Священник взял федькины деньги, сбрызнул их святой водой и сказал Федьке:

Я отдаю твои деньги Господу.

Федька было всполошился и подумал, что потеряет свои новенькие рублики. Однако, помолившись, священник возвратил монеты Федьке со словами: «Господь отдает эти деньги тебе в попечение, Федька, чтобы ты истратил их во славу Его. Потрать их во имя Господа, поступай хорошо. Но если ты потратишь их на дьявола и содеешь зло, на тебя падет великое проклятие».

Федька пообещал потратить деньги на добро и оставаться трезвым неделю. «Смотри, Федька, — сказал священник, — если силы тебя оставят, приходи ко мне, приноси деньги, и я верну их снова Господу, а тебе дам другие, на винную лавку, и освобожу тебя от святого обета.

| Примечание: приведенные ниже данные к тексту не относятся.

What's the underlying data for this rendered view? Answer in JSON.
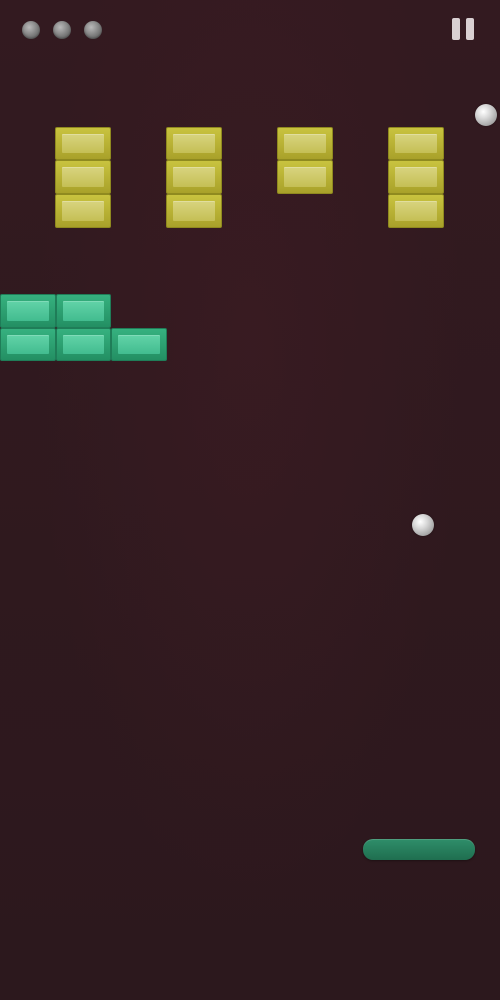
{
  "hud": {
    "lives_remaining": 3,
    "life_icon": "ball-icon",
    "pause_icon": "pause-icon"
  },
  "game": {
    "brick_colors": {
      "yellow": "#c9c33f",
      "green": "#36b17f"
    },
    "balls_in_play": 2,
    "paddle_color": "#2f8e6a",
    "background_color": "#2f1a1f"
  }
}
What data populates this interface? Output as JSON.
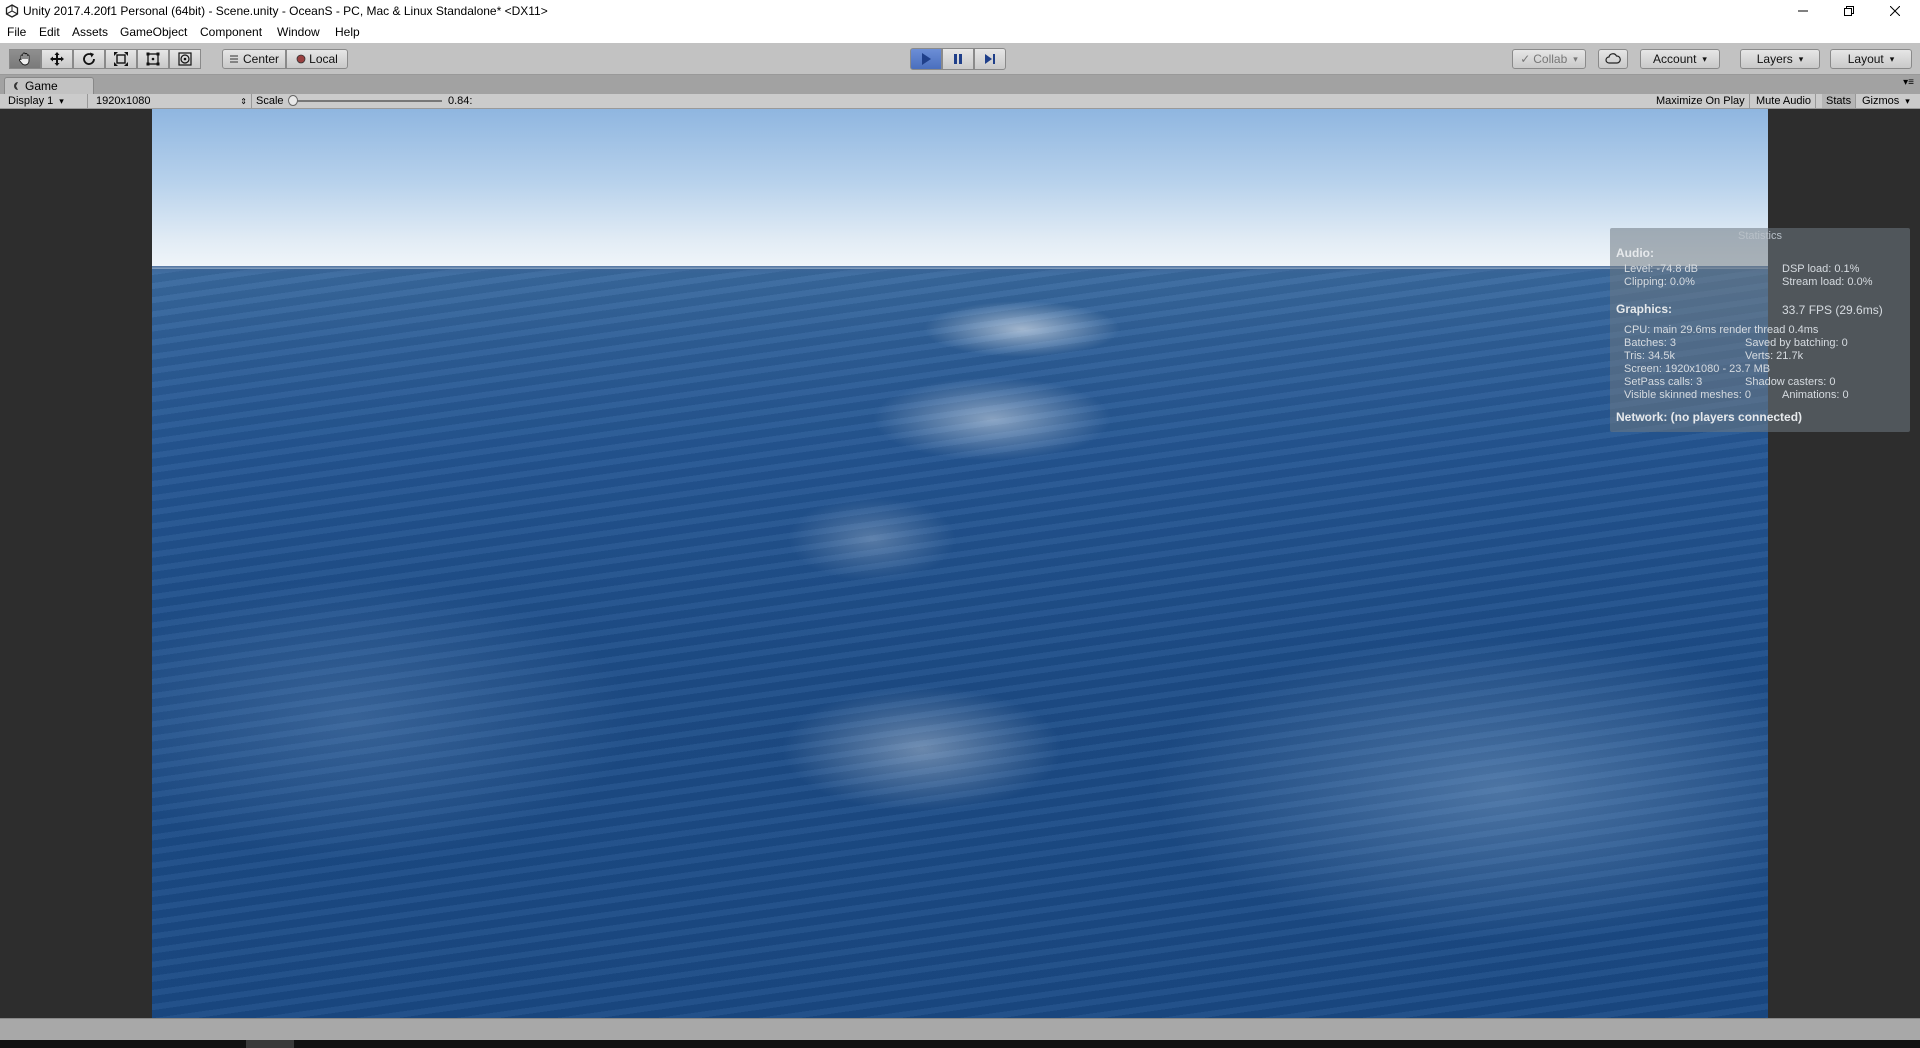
{
  "window": {
    "title": "Unity 2017.4.20f1 Personal (64bit) - Scene.unity - OceanS - PC, Mac & Linux Standalone* <DX11>",
    "minimize_icon": "minimize-icon",
    "maximize_icon": "restore-icon",
    "close_icon": "close-icon"
  },
  "menu": {
    "items": [
      "File",
      "Edit",
      "Assets",
      "GameObject",
      "Component",
      "Window",
      "Help"
    ]
  },
  "toolbar": {
    "tools": [
      "hand-icon",
      "move-icon",
      "rotate-icon",
      "scale-icon",
      "rect-icon",
      "transform-icon"
    ],
    "pivot_label": "Center",
    "space_label": "Local",
    "play_icon": "play-icon",
    "pause_icon": "pause-icon",
    "step_icon": "step-icon",
    "collab_label": "Collab",
    "account_label": "Account",
    "layers_label": "Layers",
    "layout_label": "Layout"
  },
  "game_tab": {
    "label": "Game"
  },
  "game_bar": {
    "display": "Display 1",
    "resolution": "1920x1080",
    "scale_label": "Scale",
    "scale_value": "0.84:",
    "maximize_on_play": "Maximize On Play",
    "mute_audio": "Mute Audio",
    "stats": "Stats",
    "gizmos": "Gizmos"
  },
  "statistics": {
    "title": "Statistics",
    "audio_header": "Audio:",
    "level": "Level: -74.8 dB",
    "clipping": "Clipping: 0.0%",
    "dsp_load": "DSP load: 0.1%",
    "stream_load": "Stream load: 0.0%",
    "graphics_header": "Graphics:",
    "fps": "33.7 FPS (29.6ms)",
    "cpu": "CPU: main 29.6ms  render thread 0.4ms",
    "batches": "Batches: 3",
    "saved_by_batching": "Saved by batching: 0",
    "tris": "Tris: 34.5k",
    "verts": "Verts: 21.7k",
    "screen": "Screen: 1920x1080 - 23.7 MB",
    "setpass": "SetPass calls: 3",
    "shadow_casters": "Shadow casters: 0",
    "skinned_meshes": "Visible skinned meshes: 0",
    "animations": "Animations: 0",
    "network": "Network: (no players connected)"
  }
}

Лучше уж напиться, чем нарушить обет Господу».

Но Федька преодолел все соблазны, он пришел в конце недели и дал обет на две, через две недели дал обет не пить месяц — и все на тех же условиях. Когда же он получил месячный заработок, то принес и их на благословение. «Так он и ходит, — заключил возница, — последний раз он дал обет не пить три года».

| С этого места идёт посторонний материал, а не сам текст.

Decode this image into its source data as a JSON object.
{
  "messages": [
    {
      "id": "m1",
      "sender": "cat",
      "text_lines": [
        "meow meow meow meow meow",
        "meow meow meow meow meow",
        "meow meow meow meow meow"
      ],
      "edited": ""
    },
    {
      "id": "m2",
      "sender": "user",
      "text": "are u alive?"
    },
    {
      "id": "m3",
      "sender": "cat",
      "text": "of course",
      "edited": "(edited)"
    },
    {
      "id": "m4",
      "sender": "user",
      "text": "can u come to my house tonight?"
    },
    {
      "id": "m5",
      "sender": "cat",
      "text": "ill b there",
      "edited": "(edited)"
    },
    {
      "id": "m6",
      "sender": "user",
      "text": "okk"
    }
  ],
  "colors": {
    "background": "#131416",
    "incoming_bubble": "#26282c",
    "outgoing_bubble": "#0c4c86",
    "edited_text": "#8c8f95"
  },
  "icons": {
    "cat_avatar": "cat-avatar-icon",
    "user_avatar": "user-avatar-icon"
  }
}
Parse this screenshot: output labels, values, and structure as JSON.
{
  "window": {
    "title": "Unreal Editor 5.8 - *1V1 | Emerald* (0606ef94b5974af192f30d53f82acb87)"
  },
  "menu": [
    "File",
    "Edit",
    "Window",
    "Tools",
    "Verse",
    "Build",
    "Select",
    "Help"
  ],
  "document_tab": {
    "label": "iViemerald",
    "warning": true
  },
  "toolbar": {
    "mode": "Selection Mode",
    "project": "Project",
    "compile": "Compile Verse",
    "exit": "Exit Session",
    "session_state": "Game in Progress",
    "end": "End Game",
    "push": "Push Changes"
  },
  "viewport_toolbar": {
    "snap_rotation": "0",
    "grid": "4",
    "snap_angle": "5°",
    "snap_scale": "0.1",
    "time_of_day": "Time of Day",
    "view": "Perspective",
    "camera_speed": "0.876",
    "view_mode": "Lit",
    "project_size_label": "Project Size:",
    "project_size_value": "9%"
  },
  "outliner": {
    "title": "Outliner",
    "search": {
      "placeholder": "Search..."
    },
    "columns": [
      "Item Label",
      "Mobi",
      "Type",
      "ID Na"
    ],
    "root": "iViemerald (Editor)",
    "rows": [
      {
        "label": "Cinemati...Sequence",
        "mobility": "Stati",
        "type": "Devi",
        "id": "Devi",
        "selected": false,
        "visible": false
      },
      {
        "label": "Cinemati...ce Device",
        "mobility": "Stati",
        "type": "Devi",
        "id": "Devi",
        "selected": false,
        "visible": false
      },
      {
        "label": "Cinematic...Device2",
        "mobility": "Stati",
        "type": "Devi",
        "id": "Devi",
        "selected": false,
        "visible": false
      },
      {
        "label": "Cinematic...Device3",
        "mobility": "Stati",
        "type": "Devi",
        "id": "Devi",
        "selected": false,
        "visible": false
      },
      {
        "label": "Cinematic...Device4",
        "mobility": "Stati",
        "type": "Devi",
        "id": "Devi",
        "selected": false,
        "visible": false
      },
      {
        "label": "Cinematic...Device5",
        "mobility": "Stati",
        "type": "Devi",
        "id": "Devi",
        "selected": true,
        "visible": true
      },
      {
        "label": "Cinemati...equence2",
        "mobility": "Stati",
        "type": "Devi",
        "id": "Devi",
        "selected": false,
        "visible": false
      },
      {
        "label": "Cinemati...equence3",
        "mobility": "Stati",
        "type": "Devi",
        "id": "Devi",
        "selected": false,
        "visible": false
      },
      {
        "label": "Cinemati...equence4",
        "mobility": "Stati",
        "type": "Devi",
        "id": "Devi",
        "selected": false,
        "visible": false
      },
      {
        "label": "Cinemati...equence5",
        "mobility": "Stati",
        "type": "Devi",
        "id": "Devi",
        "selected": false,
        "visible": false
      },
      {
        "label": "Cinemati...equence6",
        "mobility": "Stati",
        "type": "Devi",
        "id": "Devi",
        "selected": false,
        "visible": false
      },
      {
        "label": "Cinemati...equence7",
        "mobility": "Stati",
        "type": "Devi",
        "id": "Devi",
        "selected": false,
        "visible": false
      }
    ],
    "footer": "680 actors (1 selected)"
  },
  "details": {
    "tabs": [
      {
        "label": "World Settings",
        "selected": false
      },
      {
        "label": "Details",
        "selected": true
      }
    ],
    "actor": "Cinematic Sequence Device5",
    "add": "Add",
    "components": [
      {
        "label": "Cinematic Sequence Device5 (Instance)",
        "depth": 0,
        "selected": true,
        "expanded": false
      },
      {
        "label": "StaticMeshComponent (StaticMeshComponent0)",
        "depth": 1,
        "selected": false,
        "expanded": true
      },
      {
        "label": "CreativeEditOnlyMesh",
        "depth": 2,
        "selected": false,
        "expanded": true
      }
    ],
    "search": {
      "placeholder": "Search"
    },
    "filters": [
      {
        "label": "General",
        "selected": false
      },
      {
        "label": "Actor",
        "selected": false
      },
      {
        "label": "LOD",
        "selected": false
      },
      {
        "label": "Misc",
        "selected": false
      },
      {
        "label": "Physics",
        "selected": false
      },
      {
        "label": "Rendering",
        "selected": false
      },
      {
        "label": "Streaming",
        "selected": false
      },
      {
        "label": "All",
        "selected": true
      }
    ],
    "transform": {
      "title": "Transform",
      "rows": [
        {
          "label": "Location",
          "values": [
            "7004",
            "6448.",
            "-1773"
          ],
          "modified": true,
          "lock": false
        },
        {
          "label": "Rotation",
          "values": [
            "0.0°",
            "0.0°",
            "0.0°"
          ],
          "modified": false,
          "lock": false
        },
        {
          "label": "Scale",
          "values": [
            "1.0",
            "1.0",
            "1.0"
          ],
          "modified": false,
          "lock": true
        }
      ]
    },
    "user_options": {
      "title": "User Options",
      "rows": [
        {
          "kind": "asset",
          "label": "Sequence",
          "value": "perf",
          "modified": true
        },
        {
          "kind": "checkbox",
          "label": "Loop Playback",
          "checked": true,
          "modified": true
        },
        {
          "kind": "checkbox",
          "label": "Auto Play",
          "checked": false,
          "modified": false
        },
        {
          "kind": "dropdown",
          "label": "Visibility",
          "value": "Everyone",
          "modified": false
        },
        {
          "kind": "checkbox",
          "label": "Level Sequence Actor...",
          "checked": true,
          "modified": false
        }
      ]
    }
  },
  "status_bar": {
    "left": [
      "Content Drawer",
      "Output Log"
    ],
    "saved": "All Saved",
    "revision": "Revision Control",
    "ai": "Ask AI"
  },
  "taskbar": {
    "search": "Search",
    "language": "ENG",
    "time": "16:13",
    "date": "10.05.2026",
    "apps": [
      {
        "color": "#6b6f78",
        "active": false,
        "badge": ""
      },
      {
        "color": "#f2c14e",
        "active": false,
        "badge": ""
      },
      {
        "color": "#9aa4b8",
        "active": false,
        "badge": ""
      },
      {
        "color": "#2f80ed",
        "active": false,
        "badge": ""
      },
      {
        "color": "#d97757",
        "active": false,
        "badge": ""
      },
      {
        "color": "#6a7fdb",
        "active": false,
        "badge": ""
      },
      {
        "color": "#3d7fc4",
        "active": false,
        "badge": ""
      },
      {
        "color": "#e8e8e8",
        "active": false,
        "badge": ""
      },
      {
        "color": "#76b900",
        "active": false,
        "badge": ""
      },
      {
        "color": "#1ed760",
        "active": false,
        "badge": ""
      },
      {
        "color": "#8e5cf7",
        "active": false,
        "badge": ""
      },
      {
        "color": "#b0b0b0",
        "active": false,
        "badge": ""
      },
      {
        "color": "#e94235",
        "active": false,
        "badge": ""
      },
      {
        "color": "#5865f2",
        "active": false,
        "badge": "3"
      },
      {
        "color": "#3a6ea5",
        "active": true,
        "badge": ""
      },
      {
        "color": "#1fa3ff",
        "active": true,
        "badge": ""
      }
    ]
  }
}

— Так он полностью обратился? — спросил я. — И ни разу не нарушил обета?

Ни разу, — ответил возница. — Теперь он ходит под Господом.

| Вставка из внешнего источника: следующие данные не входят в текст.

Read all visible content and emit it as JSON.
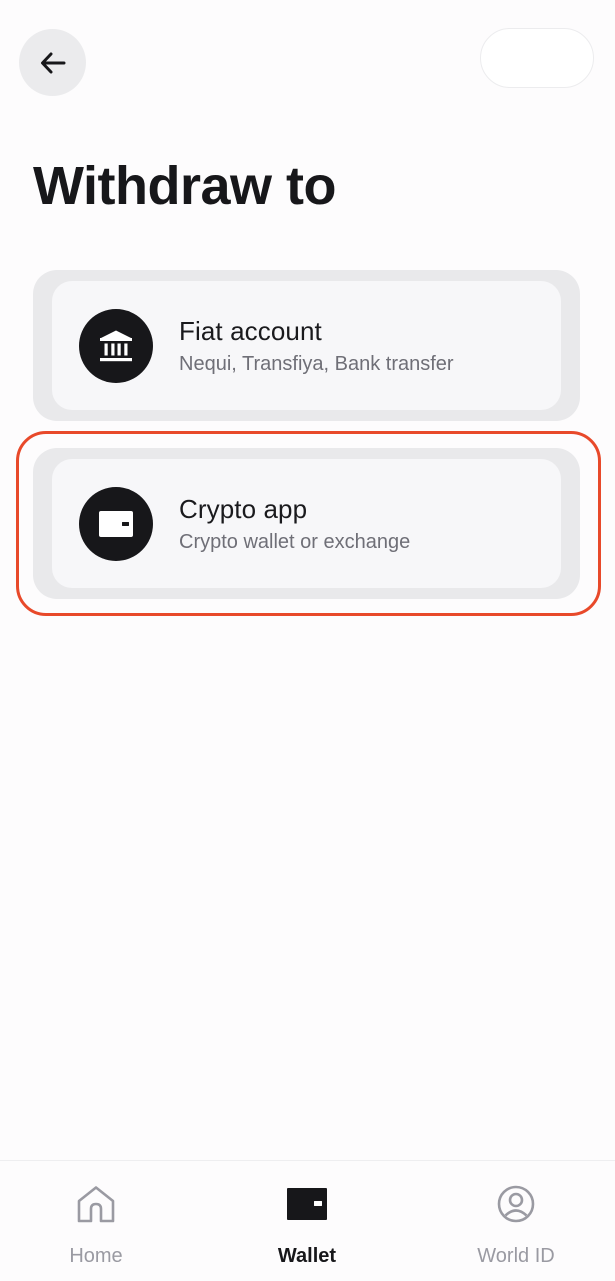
{
  "header": {
    "title": "Withdraw to",
    "back_icon": "arrow-left-icon"
  },
  "options": [
    {
      "title": "Fiat account",
      "subtitle": "Nequi, Transfiya, Bank transfer",
      "icon": "bank-icon"
    },
    {
      "title": "Crypto app",
      "subtitle": "Crypto wallet or exchange",
      "icon": "wallet-icon",
      "highlighted": true
    }
  ],
  "bottom_nav": {
    "items": [
      {
        "label": "Home",
        "icon": "home-icon",
        "active": false
      },
      {
        "label": "Wallet",
        "icon": "wallet-icon",
        "active": true
      },
      {
        "label": "World ID",
        "icon": "user-circle-icon",
        "active": false
      }
    ]
  },
  "colors": {
    "background": "#fdfcfd",
    "text_primary": "#17171a",
    "text_secondary": "#6f6f77",
    "card_outer": "#e9e9eb",
    "card_inner": "#f7f7f9",
    "highlight": "#e8492a",
    "nav_inactive": "#9a9aa2"
  }
}
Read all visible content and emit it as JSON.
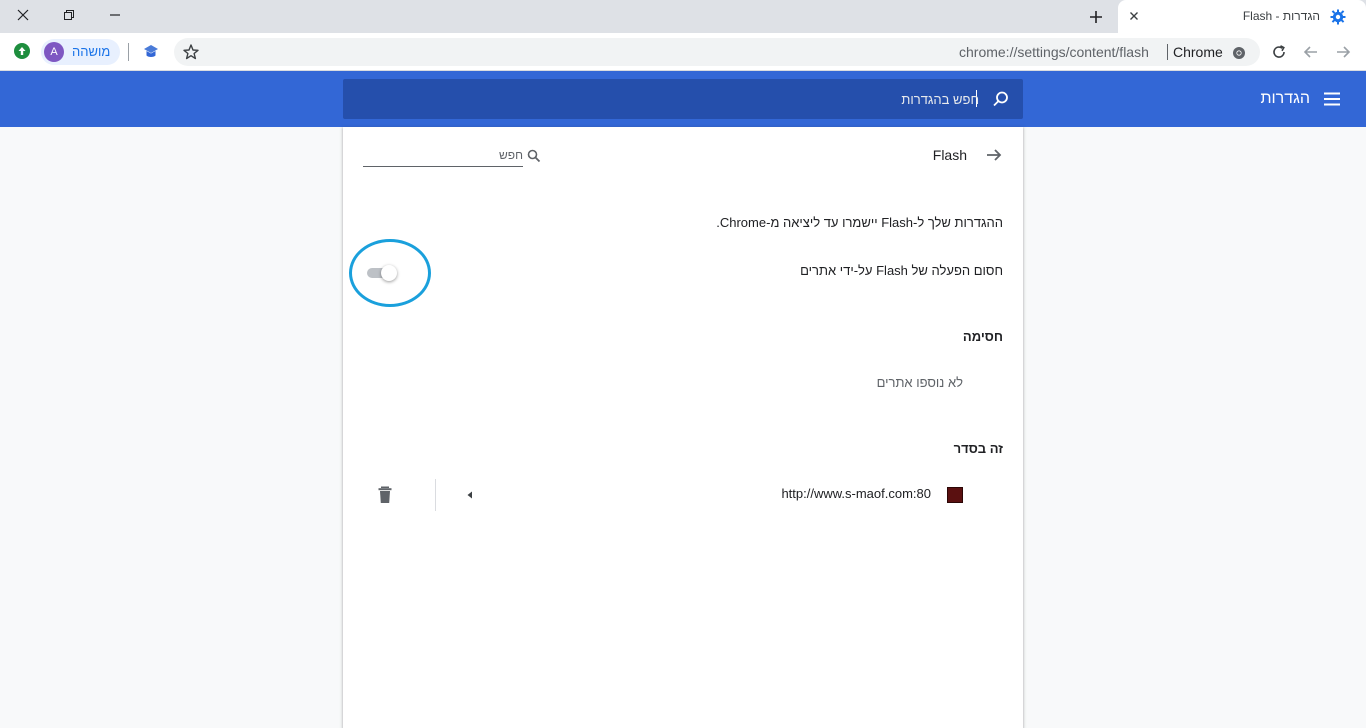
{
  "browser": {
    "tab": {
      "title": "הגדרות - Flash"
    },
    "toolbar": {
      "profile_name": "מושהה",
      "avatar_letter": "A",
      "url_host": "chrome://settings/content/flash",
      "url_chip": "Chrome"
    }
  },
  "settings": {
    "header_title": "הגדרות",
    "search_placeholder": "חפש בהגדרות"
  },
  "page": {
    "title": "Flash",
    "search_placeholder": "חפש",
    "notice": "ההגדרות שלך ל-Flash יישמרו עד ליציאה מ-Chrome.",
    "toggle_label": "חסום הפעלה של Flash על-ידי אתרים",
    "toggle_on": false,
    "blocked_section": {
      "heading": "חסימה",
      "empty_text": "לא נוספו אתרים"
    },
    "allowed_section": {
      "heading": "זה בסדר",
      "sites": [
        {
          "url": "http://www.s-maof.com:80"
        }
      ]
    }
  },
  "colors": {
    "header_bg": "#3367d6",
    "search_bg": "#254fac",
    "highlight_ring": "#1aa0dc",
    "profile_accent": "#1a73e8"
  }
}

— Почему он так часто дует в рожок?

— А он должен дуть в него всю ночь через каждые полчаса. Это он показывает, что не спит, и чтобы люди знали, где он, если что случится.

* * *

Возница рассказал мне еще несколько историй из деревенской жизни, среди них о женщине, чьего сына сослали в Сибирь за фальшивомонетничество. «Не ведомо мне, почему его взяли, — говорила она. — Его бумажки ничуть не хуже других, никто их не отличит».

День тряски в громоздкой телеге, нагруженной всяким добром. И все же то была приятная поездка, и ноги мои отдохнули. Расставшись с моим возницей в Николаеве на Ветлужской дороге, я стал искать себе место для ночлега.

Однако, мне не повезло, та ночь оказалась худшей за все время путешествия. Ни одного мужика не было дома в деревне, все ушли в гости, еще не кончился праздник пива. Бабы же не хотели пускать чужого человека в дом. «Хозяин придет ночью пьяный, — говорили они, — лучше тебе не попадаться ему на глаза». Не исключено, все было бы по-другому, не приди я с юга, прибывавшие оттуда находились под подозрением в разнесении холеры. Я столкнулся с опасностью холеры лицом к лицу, оказавшись в районе распространения эпидемии.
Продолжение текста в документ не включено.